Счастливые мы, женщины, что Господь дал многим из нас этот дар — вить семейное гнездо, вести дом. И еда — это не просто необходимость или скучная проза жизни, а возможность проявить свои таланты, не так ли, дорогие? Как тут не вспомнить другую литературную героиню — Агафью Матвеевну из «Обломова» Гончарова, которая не умела петь романсы, как Ольга, не умела вести разговоры об искусстве, зато перед глазами Обломова были вечно двигающиеся локти Агафьи Матвеевны: печет пирожки, разделывает птицу, штопает, шьет, готовит соленья. И ведь именно этот домашний уют приводил в ужас делового Штольца, он кричал лежащему на диване Обломову: «Бездна! Ты погиб!» Безответная душа, Агафья Матвеевна, любила Обломова так, как умела, как могла, молилась за него, страшно переживала, если не могла покормить его чем-то вкусным.

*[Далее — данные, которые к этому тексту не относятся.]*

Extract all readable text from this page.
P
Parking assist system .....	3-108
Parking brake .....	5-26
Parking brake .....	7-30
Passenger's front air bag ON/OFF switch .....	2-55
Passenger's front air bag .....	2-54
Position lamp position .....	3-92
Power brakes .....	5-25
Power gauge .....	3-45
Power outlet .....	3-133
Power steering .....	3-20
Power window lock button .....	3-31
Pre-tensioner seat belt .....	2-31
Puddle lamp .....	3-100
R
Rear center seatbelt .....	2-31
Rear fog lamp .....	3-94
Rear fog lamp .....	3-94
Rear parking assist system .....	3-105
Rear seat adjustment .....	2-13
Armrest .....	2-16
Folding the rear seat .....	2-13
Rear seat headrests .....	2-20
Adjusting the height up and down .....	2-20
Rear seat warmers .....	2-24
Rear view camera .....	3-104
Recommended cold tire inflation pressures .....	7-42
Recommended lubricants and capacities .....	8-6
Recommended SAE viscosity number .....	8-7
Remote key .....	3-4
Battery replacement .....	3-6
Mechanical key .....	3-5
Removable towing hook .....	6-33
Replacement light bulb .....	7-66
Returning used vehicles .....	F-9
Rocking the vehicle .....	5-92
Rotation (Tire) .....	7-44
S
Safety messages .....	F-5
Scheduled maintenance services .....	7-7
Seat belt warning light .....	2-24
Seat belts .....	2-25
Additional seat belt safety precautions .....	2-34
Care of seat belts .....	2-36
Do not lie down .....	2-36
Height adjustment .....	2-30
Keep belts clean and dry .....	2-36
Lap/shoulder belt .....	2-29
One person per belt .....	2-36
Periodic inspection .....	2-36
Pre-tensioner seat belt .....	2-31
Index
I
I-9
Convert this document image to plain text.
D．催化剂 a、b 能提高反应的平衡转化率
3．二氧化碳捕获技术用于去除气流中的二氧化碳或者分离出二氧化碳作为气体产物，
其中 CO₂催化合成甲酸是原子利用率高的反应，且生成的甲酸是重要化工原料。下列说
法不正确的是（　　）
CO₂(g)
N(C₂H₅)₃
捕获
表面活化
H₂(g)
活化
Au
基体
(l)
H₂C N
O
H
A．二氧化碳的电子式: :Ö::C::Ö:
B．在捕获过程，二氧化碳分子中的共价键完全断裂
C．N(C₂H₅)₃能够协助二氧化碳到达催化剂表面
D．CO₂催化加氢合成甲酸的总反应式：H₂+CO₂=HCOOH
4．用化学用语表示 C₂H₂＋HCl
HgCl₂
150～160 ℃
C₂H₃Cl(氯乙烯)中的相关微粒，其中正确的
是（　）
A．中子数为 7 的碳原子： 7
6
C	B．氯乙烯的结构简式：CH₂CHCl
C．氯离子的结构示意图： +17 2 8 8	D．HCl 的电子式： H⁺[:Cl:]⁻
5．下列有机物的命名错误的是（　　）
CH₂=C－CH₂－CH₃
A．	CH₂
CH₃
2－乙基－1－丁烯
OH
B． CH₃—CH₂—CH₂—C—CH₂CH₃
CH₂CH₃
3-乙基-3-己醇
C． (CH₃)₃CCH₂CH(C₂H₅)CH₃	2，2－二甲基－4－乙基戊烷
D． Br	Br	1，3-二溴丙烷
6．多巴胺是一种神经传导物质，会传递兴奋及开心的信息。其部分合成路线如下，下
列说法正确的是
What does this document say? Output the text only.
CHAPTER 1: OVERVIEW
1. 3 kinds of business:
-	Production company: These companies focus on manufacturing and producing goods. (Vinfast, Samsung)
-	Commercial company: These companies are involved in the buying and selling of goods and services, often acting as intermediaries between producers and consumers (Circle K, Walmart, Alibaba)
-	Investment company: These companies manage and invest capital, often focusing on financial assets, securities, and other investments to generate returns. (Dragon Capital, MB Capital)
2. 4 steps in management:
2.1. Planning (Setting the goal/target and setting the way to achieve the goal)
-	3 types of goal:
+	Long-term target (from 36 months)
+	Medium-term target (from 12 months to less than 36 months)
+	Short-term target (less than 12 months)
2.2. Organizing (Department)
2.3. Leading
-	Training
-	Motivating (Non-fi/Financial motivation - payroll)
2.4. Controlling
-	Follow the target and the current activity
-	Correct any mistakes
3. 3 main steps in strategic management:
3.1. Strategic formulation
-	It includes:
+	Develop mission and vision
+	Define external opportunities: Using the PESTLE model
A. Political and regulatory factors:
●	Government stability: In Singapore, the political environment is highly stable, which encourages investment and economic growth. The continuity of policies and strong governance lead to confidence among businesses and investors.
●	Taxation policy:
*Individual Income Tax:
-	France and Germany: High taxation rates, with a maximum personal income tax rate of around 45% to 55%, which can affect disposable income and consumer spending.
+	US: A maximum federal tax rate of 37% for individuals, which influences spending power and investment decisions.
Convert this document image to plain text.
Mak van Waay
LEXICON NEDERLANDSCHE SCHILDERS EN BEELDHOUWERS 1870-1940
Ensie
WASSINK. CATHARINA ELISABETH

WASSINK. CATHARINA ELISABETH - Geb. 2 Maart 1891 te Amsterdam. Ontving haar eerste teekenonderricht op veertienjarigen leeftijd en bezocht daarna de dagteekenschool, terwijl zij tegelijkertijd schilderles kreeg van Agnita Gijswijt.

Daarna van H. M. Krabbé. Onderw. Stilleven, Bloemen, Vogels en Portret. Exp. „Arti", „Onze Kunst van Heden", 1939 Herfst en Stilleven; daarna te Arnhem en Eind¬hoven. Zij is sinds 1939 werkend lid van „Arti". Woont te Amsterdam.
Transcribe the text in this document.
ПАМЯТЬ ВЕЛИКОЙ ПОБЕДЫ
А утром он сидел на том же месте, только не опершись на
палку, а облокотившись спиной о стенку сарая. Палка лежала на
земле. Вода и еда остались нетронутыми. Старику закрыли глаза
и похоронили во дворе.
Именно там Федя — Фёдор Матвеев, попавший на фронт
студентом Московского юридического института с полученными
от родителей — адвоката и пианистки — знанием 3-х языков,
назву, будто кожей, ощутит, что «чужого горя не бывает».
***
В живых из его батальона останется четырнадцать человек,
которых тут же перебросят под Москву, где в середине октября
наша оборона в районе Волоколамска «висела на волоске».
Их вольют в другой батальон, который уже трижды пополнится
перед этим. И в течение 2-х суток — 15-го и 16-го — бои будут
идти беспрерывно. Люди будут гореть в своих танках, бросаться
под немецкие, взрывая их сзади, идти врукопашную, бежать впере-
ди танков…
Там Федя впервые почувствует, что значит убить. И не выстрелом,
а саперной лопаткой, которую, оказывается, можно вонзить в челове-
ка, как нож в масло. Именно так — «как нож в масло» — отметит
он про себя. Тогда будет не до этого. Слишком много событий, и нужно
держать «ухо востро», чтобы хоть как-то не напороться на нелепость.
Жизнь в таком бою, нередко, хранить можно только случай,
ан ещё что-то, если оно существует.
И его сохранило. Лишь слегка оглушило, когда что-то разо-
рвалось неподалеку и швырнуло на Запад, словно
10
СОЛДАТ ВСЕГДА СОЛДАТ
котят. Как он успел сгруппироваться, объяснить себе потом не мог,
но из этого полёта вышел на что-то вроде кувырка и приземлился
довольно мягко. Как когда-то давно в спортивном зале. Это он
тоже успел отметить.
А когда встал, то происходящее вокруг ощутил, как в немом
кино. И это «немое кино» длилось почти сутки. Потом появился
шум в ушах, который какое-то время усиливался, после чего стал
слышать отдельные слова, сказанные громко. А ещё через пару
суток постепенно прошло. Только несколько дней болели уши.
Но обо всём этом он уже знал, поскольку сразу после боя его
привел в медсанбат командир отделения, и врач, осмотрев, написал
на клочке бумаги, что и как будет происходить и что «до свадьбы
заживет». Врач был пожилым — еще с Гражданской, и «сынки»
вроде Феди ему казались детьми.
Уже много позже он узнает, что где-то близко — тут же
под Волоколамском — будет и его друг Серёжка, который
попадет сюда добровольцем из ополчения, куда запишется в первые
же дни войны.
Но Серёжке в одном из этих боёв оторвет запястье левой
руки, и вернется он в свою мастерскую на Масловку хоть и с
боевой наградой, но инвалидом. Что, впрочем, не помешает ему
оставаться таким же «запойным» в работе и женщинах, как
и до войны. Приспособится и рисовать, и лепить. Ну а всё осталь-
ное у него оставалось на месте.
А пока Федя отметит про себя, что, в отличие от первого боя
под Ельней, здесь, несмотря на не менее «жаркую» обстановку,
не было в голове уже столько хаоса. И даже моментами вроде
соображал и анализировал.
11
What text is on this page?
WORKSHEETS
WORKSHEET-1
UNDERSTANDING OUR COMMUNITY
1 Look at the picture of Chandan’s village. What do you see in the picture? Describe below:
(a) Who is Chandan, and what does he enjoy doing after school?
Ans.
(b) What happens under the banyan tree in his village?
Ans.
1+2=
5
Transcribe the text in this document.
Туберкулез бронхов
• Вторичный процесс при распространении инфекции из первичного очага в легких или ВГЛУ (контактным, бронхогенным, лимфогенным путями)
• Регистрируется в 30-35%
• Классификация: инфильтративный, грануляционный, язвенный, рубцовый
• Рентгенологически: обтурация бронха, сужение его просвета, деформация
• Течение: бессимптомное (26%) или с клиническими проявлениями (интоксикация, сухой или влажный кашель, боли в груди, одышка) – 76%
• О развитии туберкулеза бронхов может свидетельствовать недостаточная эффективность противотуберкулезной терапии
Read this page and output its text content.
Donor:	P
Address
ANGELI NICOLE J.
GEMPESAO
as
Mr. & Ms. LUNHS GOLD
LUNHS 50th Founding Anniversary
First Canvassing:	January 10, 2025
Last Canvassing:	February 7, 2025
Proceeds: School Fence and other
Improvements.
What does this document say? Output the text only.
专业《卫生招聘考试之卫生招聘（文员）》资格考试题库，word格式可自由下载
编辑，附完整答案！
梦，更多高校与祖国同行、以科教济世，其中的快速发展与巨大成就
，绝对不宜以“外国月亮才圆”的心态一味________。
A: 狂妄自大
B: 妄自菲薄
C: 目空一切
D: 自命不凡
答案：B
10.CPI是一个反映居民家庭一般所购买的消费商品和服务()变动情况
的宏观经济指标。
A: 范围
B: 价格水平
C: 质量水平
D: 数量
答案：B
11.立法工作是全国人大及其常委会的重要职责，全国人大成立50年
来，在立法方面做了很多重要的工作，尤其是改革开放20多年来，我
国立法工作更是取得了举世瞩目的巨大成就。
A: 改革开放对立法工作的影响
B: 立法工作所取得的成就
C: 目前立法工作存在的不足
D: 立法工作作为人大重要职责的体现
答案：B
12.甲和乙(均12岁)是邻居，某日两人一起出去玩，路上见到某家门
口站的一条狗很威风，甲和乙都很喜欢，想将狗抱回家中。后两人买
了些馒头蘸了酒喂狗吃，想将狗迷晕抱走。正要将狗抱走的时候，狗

Перечитайте последние страницы романа «Обломов», взгляните на эту самоотверженную женщину по-другому: какая она милая, любящая, смиренная, ни во что ставящая себя. Любовь ее не натужная, как у Ольги, а естественная. Ольга все экзаменовала бедного Обломова, переделывала по своему образцу. Пожилые сестры знают, какой это напрасный труд — переделывать мужа. В чем-то супруги, конечно, притираются друг ко другу, в чем-то меняются, но ломка личности — всегда крайне болезненна для брака, многие это знают по собственному горькому опыту. Каждый из нас — тяжелая ноша для Господа, но наш Христос — несет и милует, милует и несет на руках... Но вернемся на кухню. Я не совсем понимаю женщин, которые порой так начинают гореть на общественном поприще, что домашний очаг у них не то что тлеет, а остывает. А они еще обижаются и плачут, когда муж подает на развод, и думают, что терпят за веру безвинно. Мне даже не хочется приводить известную строчку — «кто о домашних не печется, тот хуже неверного». Не от страха наказания мы любим ближних, нет, любовь, как дыхание, — легка и естественна, но любовь обязательно проявляет себя в чем-то обыденном, малом, повседневном. Возрадуйтесь нашему с вами особому женскому предназначению и служению, которое дал нам Господь, для нашего личного и общечеловеческого блага, сделав наше женское сердце более мягким и жалостливым, а руки — быстрыми и пригодными для всякого домашнего творчества, будь это создание пышного пирога или незаметная заплатка. Господи, благодарю Тебя за то, что Ты создал меня женщиной!